The ninth annual event presented insights from 85 career mentors, renowned life coach Rha Goddess ’89, and alums at global consulting firm Deloitte.
“You are here at a great institution to become a citizen of the world, and we need you to help it become the kind of world you want it to be.”
–Keynote speaker, Rha Goddess
Members of the class of ’25 got more than career insights—they got reassurance at Sophomore Career Connections (SCC) January 13 through 15. The weekend of industry-focused informational workshops and networking sessions was designed to help them take some of the worry out of preparing for life after Vassar. Nearly 200 sophomores and 85 mentors—Vassar alums with dozens of career paths—participated. The mentors outlined their own career paths in a series of informational sessions and engaged in formal and informal networking with the students throughout the weekend. The program, now in its ninth year, returned to campus after two years as a digital event due to the COVID-19 pandemic.
Amina Rahimi ’25, a biochemistry major who recently emigrated from Afghanistan, said she had been consumed with worry over how she could afford to attend medical school. But after attending the informational session on careers in health and medicine, she said she was reassured by advice she had received from those on the panel. “One member of the panel was a doctor from a poor background, and he told me to stop worrying about money and concentrate on my classes, and things would work out,” she said.
Birch Herring-Jackson ’25, who attended the Business/Entrepreneurship info session, said his most important takeaway from the weekend was learning to embrace the uncertainty about where his career path would lead. Building meaningful relationships with Vassar alums, he surmised, would be “the best way to navigate those changes.”

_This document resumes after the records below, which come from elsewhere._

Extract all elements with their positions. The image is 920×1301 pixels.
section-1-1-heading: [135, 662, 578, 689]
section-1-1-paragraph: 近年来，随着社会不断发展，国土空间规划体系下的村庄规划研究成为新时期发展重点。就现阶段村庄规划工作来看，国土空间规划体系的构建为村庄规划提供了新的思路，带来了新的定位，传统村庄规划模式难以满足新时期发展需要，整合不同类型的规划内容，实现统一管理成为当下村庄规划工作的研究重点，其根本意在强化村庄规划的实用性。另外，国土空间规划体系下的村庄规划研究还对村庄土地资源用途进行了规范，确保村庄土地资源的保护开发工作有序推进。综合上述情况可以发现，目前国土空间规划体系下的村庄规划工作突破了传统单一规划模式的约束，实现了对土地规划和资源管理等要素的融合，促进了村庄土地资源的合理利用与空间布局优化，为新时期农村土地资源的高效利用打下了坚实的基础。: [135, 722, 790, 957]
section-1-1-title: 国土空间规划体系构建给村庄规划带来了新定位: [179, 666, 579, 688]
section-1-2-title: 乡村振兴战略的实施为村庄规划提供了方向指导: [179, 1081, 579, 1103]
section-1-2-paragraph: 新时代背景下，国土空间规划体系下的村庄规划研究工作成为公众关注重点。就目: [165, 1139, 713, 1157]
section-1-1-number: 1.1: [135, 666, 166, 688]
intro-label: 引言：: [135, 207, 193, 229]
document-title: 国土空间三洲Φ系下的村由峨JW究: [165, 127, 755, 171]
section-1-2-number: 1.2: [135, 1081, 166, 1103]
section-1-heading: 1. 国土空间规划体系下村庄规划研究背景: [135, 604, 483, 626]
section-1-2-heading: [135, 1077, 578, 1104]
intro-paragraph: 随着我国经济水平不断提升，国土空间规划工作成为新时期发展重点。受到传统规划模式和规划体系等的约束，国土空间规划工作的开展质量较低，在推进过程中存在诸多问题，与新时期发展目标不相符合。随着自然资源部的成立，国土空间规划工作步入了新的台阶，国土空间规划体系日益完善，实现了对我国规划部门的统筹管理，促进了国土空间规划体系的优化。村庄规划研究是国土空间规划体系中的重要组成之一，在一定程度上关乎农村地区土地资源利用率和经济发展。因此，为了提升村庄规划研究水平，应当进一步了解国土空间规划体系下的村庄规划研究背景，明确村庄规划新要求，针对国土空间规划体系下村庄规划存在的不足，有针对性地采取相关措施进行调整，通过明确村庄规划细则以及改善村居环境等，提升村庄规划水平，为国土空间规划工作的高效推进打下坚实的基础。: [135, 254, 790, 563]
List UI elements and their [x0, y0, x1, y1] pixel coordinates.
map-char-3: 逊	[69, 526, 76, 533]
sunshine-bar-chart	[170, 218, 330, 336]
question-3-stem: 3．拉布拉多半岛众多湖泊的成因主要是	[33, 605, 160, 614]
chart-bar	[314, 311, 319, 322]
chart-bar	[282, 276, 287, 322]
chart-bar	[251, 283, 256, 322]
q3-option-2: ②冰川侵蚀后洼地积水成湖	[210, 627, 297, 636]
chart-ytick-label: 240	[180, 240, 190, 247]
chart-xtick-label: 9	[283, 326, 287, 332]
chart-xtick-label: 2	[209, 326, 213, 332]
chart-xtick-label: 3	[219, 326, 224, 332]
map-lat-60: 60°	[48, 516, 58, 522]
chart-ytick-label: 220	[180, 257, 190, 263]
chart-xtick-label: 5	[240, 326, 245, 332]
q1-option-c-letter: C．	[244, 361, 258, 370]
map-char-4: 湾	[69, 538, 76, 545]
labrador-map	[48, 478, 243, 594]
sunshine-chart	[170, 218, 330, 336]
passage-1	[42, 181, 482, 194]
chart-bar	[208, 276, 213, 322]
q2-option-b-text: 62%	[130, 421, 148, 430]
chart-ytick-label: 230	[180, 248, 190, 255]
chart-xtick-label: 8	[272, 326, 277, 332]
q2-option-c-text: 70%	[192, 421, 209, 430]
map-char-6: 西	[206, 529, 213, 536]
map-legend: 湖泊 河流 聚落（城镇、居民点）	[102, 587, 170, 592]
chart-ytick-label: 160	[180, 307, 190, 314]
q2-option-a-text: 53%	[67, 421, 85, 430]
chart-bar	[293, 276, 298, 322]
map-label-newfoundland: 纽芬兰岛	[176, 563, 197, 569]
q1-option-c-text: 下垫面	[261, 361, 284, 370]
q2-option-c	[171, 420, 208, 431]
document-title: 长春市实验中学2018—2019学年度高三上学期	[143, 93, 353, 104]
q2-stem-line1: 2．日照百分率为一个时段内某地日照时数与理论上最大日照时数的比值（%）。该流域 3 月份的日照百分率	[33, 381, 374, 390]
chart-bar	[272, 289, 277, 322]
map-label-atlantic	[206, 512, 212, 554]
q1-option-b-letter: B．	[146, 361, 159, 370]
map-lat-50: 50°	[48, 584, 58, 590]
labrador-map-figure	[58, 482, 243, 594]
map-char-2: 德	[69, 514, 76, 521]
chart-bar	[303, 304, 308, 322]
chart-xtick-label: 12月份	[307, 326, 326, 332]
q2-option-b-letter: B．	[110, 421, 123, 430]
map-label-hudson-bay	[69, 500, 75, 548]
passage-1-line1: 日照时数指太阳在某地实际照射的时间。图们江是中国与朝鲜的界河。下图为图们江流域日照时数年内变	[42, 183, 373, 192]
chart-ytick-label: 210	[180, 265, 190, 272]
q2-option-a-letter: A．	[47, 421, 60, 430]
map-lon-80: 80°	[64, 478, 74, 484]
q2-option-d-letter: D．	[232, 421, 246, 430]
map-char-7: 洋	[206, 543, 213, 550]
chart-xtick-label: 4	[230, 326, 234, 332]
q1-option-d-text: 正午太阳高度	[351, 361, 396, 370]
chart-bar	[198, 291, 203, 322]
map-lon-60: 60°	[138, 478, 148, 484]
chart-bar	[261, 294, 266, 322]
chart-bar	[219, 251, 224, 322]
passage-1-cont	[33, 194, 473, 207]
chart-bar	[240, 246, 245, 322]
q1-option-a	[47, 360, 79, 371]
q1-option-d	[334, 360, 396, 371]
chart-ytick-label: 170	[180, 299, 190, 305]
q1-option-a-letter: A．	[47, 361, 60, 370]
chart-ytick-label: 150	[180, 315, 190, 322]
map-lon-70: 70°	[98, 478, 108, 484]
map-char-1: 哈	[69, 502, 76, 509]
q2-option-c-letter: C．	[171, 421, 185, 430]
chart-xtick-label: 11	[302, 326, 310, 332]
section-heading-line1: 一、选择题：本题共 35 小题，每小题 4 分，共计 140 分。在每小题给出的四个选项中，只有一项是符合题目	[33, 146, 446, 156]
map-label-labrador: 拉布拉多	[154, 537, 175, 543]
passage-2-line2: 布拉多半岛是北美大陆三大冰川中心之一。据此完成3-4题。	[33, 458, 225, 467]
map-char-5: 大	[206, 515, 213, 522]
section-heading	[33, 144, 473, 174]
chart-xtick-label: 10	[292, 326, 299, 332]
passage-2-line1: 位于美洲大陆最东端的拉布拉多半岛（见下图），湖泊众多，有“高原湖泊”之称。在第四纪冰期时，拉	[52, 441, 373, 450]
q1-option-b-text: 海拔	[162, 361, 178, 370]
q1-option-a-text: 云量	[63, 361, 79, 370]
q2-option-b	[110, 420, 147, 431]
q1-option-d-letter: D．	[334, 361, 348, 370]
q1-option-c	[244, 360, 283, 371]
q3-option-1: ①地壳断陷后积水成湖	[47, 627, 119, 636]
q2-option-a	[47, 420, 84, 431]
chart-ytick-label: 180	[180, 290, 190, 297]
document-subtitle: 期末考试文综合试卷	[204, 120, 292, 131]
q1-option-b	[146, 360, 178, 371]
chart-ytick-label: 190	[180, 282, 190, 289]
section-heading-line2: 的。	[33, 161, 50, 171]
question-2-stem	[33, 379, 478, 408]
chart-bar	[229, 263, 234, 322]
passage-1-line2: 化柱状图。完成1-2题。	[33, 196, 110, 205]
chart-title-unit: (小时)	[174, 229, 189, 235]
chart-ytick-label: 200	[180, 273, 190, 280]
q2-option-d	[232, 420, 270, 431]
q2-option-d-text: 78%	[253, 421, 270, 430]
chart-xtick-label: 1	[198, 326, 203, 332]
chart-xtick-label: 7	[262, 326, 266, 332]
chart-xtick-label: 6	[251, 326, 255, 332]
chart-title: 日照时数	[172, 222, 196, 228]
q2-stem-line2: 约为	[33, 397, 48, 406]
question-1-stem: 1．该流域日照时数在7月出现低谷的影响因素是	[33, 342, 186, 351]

Sophomore Career Connections was conceived and is funded by Carol Ostrow ’77, P’09,’15 and spouse Michael Graff P’09,’15. Graff, Managing Director at the investment firm Warburg Pincus, took part in the Financial Services info sessions.
Graff reflected on the growth of SCC since its first year in 2015. “Since we started this, nearly 2,000 students and 550 unique mentors have taken part,” he said. “This year, 11 of our mentors are alums who took part in Sophomore Career Connections themselves. It’s been truly gratifying to see how much all of the mentors genuinely enjoy coming back to campus and giving back to Vassar through this program.”
One of those SCC alums is Norah Pliss ’20, a client representative at Vanguard, a New Yorkbased investment firm. “Attending this event as a student really spurred me to ask a lot more questions about my career path,” she said.
For 38 of the students, the activities began with Future of Work Institute, a 12-hour workshop on January 12 and 13 hosted by Vassar alums Steve Hatfield ’88, Emily Omrod ’16, Mari Marcotte ’15, and Elias Contrubis ’20, who work for the global management consulting firm Deloitte. The students were led through exercises that helped them understand how the evolution of work will affect their own careers. The value of a liberal arts education was one of the major messages. Hatfield, Deloitte’s Global Leader for Future of Work, said employees will succeed only if they are armed with “important Vassar skills”—thinking and writing. It’s not the content of your classes but how you learn how to think and how to write.”
Another Vassar alum, Rha Goddess ’89, renowned soul coach and founder and CEO of Move the Crowd, kicked off SCC as keynote speaker by telling the students a vital key to success in life was to recognize and realize one’s own potential. Goddess asked her audience to ask themselves three questions: Who am I? What do I value? And can I really matter? “You have to ask yourself where joy and fulfilment lives for you,” Goddess said. “You are here at a great institution to become a citizen of the world, and we need you to help it become the kind of world you want it to be. Your talent is already there, and you are worthy. Bring love to your work. Your love is an extension of your work.”
As the event drew to a close, Stacy Bingham, Associate Dean of the College for Career Education, urged students to continue to use her office and the Vassar alum network as resources as they continue along their career paths. “The work of finding our calling, of figuring out who we are and who we are meant to be, is cyclical and lifelong,” Bingham said. “It’s messy and exhilarating … and I would argue that our lives are deeply more exciting, interesting, and fulfilling because of the twists and turns on the journey.”